Whole roast fish with toasted garlic, orange and chilies
Prep: 16 minutes
Marinate: 20 minutes
Cook: 30 minutes
Note: Michelle Bernstein uses whole yellowtail snapper for this recipe; substitute striped bass, branzino, "anything fresh with scales," she said. (We used striped bass.) You may use fish fillets instead, just shorten the cooking time accordingly. Bernstein pairs this fish with sauteed Swiss chard and Israeli couscous accented with ground cinnamon, chopped fresh parsley and mint.
1/2 cup olive oil
5 cloves garlic, thinly sliced
Juice of 2 oranges
Juice of 2 limes
1/4 teaspoon ground cumin
1 serrano pepper, thinly sliced
1/4 cup cilantro, chopped
1/2 teaspoon salt
Freshly ground black pepper
2 whole yellowtail snappers (1 1/2 pounds each), gutted, scales removed, cleaned
2 fennel bulbs, sliced into 1/4-inch thick strips
1. Heat the olive oil in a saucepan over medium heat. Add the garlic; keep the pan moving, swirling it over the heat, until the garlic turns golden brown. Remove from the heat, carefully add orange and lime juices, cumin, serrano pepper, cilantro, 1/4 teaspoon salt and black pepper to taste. Taste for seasoning. Allow to cool to room temperature.

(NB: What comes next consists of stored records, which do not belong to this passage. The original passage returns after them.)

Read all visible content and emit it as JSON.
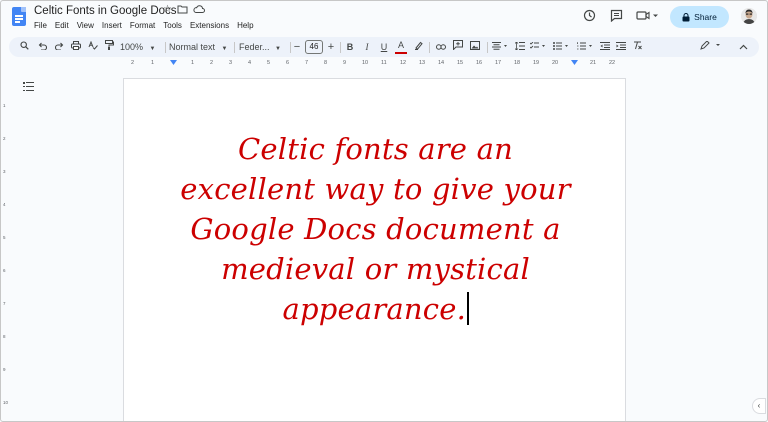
{
  "window": {
    "title": "Celtic Fonts in Google Docs"
  },
  "menu": [
    "File",
    "Edit",
    "View",
    "Insert",
    "Format",
    "Tools",
    "Extensions",
    "Help"
  ],
  "title_icons": [
    "star-icon",
    "move-folder-icon",
    "cloud-status-icon"
  ],
  "header_actions": {
    "history_icon": "history-icon",
    "comments_icon": "comments-icon",
    "meet_icon": "meet-icon",
    "share_label": "Share"
  },
  "toolbar": {
    "zoom": "100%",
    "style": "Normal text",
    "font": "Feder...",
    "font_size": "46",
    "minus": "−",
    "plus": "+",
    "bold": "B",
    "italic": "I",
    "underline": "U",
    "text_color": "A"
  },
  "ruler": {
    "labels": [
      "2",
      "1",
      "1",
      "2",
      "3",
      "4",
      "5",
      "6",
      "7",
      "8",
      "9",
      "10",
      "11",
      "12",
      "13",
      "14",
      "15",
      "16",
      "17",
      "18",
      "19",
      "20",
      "21",
      "22"
    ]
  },
  "vertical_ruler": {
    "labels": [
      "1",
      "2",
      "3",
      "4",
      "5",
      "6",
      "7",
      "8",
      "9",
      "10"
    ]
  },
  "document": {
    "lines": [
      "Celtic fonts are an",
      "excellent way to give your",
      "Google Docs document a",
      "medieval or mystical",
      "appearance."
    ],
    "text_color": "#cc0000"
  },
  "colors": {
    "share_bg": "#c2e7ff",
    "toolbar_bg": "#edf2fa",
    "docs_blue": "#4285f4"
  }
}
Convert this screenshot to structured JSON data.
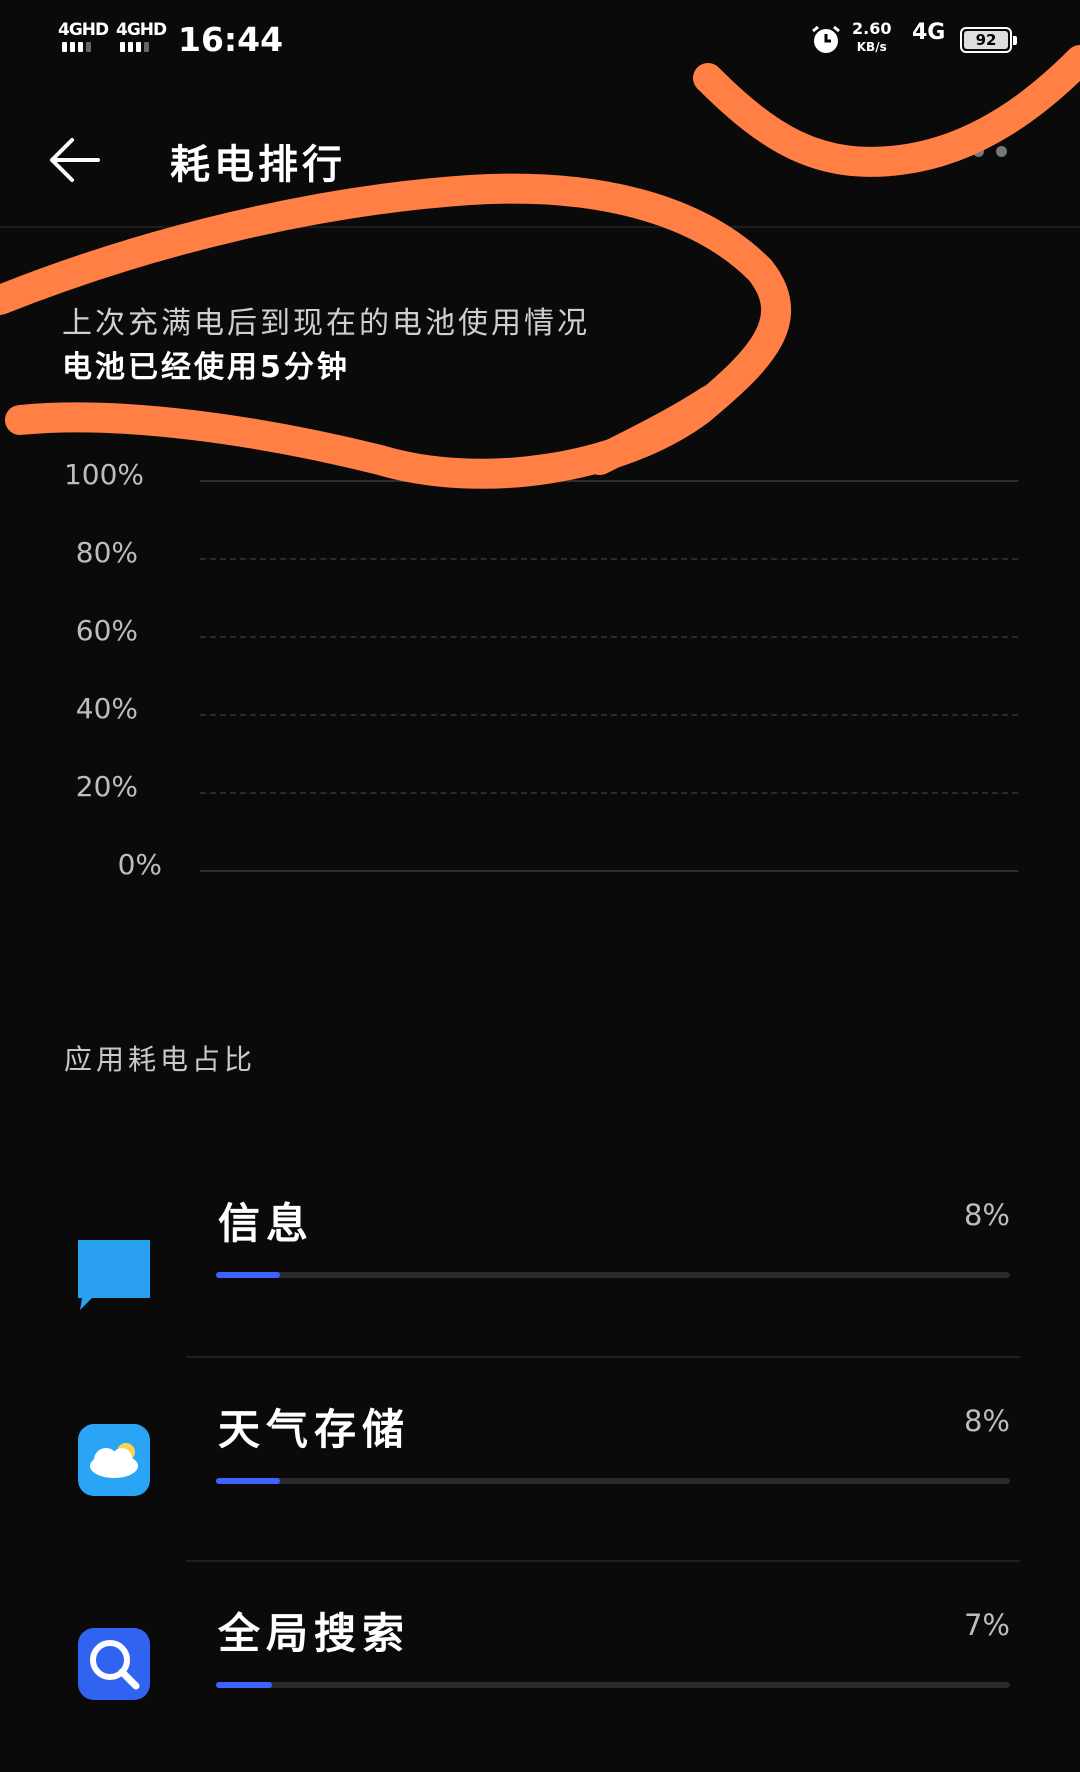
{
  "status_bar": {
    "signal1": "4GHD",
    "signal2": "4GHD",
    "time": "16:44",
    "net_speed": "2.60",
    "net_unit": "KB/s",
    "network": "4G",
    "battery": "92"
  },
  "header": {
    "title": "耗电排行"
  },
  "summary": {
    "line1": "上次充满电后到现在的电池使用情况",
    "line2": "电池已经使用5分钟"
  },
  "chart_data": {
    "type": "area",
    "y_ticks": [
      "100%",
      "80%",
      "60%",
      "40%",
      "20%",
      "0%"
    ],
    "ylim": [
      0,
      100
    ],
    "series": [],
    "grid": true
  },
  "section": {
    "title": "应用耗电占比"
  },
  "apps": [
    {
      "name": "信息",
      "percent_label": "8%",
      "percent": 8,
      "icon": "message-icon"
    },
    {
      "name": "天气存储",
      "percent_label": "8%",
      "percent": 8,
      "icon": "weather-icon"
    },
    {
      "name": "全局搜索",
      "percent_label": "7%",
      "percent": 7,
      "icon": "search-icon"
    }
  ],
  "colors": {
    "accent": "#3d63ff",
    "annotation": "#ff7f45"
  }
}
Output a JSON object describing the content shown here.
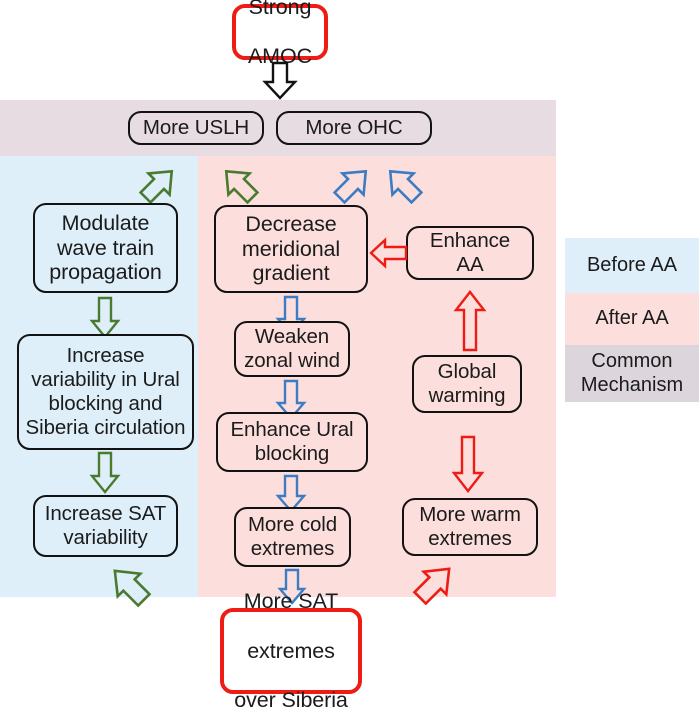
{
  "diagram": {
    "title_node": {
      "line1": "Strong",
      "line2": "AMOC"
    },
    "bottom_node": {
      "line1": "More SAT",
      "line2": "extremes",
      "line3": "over Siberia"
    },
    "common_band": {
      "boxes": [
        {
          "label": "More USLH"
        },
        {
          "label": "More OHC"
        }
      ]
    },
    "before_aa_column": {
      "boxes": [
        {
          "label": "Modulate\nwave train\npropagation"
        },
        {
          "label": "Increase\nvariability in Ural\nblocking and\nSiberia circulation"
        },
        {
          "label": "Increase SAT\nvariability"
        }
      ]
    },
    "after_aa_column": {
      "center_boxes": [
        {
          "label": "Decrease\nmeridional\ngradient"
        },
        {
          "label": "Weaken\nzonal wind"
        },
        {
          "label": "Enhance Ural\nblocking"
        },
        {
          "label": "More cold\nextremes"
        }
      ],
      "right_boxes": [
        {
          "label": "Enhance\nAA"
        },
        {
          "label": "Global\nwarming"
        },
        {
          "label": "More warm\nextremes"
        }
      ]
    },
    "legend": {
      "items": [
        {
          "label": "Before AA",
          "color": "#deeff9"
        },
        {
          "label": "After AA",
          "color": "#fcdfdc"
        },
        {
          "label": "Common\nMechanism",
          "color": "#dcd6dc"
        }
      ]
    },
    "colors": {
      "green_arrow": "#4a7a30",
      "blue_arrow": "#3b7cc4",
      "red_arrow": "#ee1c15",
      "black_arrow": "#121212",
      "before_aa_bg": "#deeff9",
      "after_aa_bg": "#fcdfdc",
      "common_bg": "#e6dce2",
      "node_border": "#121212",
      "emphasis_border": "#ee1c15"
    },
    "arrows": [
      {
        "name": "amoc-to-common",
        "color": "black",
        "direction": "down"
      },
      {
        "name": "uslh-to-modulate",
        "color": "green",
        "direction": "down-left"
      },
      {
        "name": "uslh-to-decrease-gradient",
        "color": "green",
        "direction": "down-right"
      },
      {
        "name": "ohc-to-decrease-gradient",
        "color": "blue",
        "direction": "down-left"
      },
      {
        "name": "ohc-to-enhance-aa",
        "color": "blue",
        "direction": "down-right"
      },
      {
        "name": "modulate-to-increase-variability",
        "color": "green",
        "direction": "down"
      },
      {
        "name": "increase-variability-to-increase-sat",
        "color": "green",
        "direction": "down"
      },
      {
        "name": "increase-sat-to-more-sat-extremes",
        "color": "green",
        "direction": "down-right"
      },
      {
        "name": "decrease-gradient-to-weaken-wind",
        "color": "blue",
        "direction": "down"
      },
      {
        "name": "weaken-wind-to-enhance-blocking",
        "color": "blue",
        "direction": "down"
      },
      {
        "name": "enhance-blocking-to-more-cold",
        "color": "blue",
        "direction": "down"
      },
      {
        "name": "more-cold-to-more-sat-extremes",
        "color": "blue",
        "direction": "down"
      },
      {
        "name": "enhance-aa-to-decrease-gradient",
        "color": "red",
        "direction": "left"
      },
      {
        "name": "global-warming-to-enhance-aa",
        "color": "red",
        "direction": "up"
      },
      {
        "name": "global-warming-to-more-warm",
        "color": "red",
        "direction": "down"
      },
      {
        "name": "more-warm-to-more-sat-extremes",
        "color": "red",
        "direction": "down-left"
      }
    ]
  }
}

2. Place the fish in a large bowl; pour in the garlic-oil-citrus juice mixture. Slather the mixture all over the fish. Marinate at least 20 minutes, or up to 2 hours in the refrigerator.
3. Heat the oven to 375 degrees. Arrange the fennel strips in a single layer in a roasting pan; season with salt and pepper to taste. Position the fish over the fennel; drizzle the marinade over the fish and fennel. Cover the pan with foil; bake, 15 minutes. Remove the foil; raise the heat to 400 degrees. Bake until the fish is cooked through, 12-18 minutes.
Per serving: 316 calories, 16 g fat, 2 g saturated fat, 60 mg cholesterol, 8 g carbohydrates, 35 g protein, 177 mg sodium, 2 g fiber.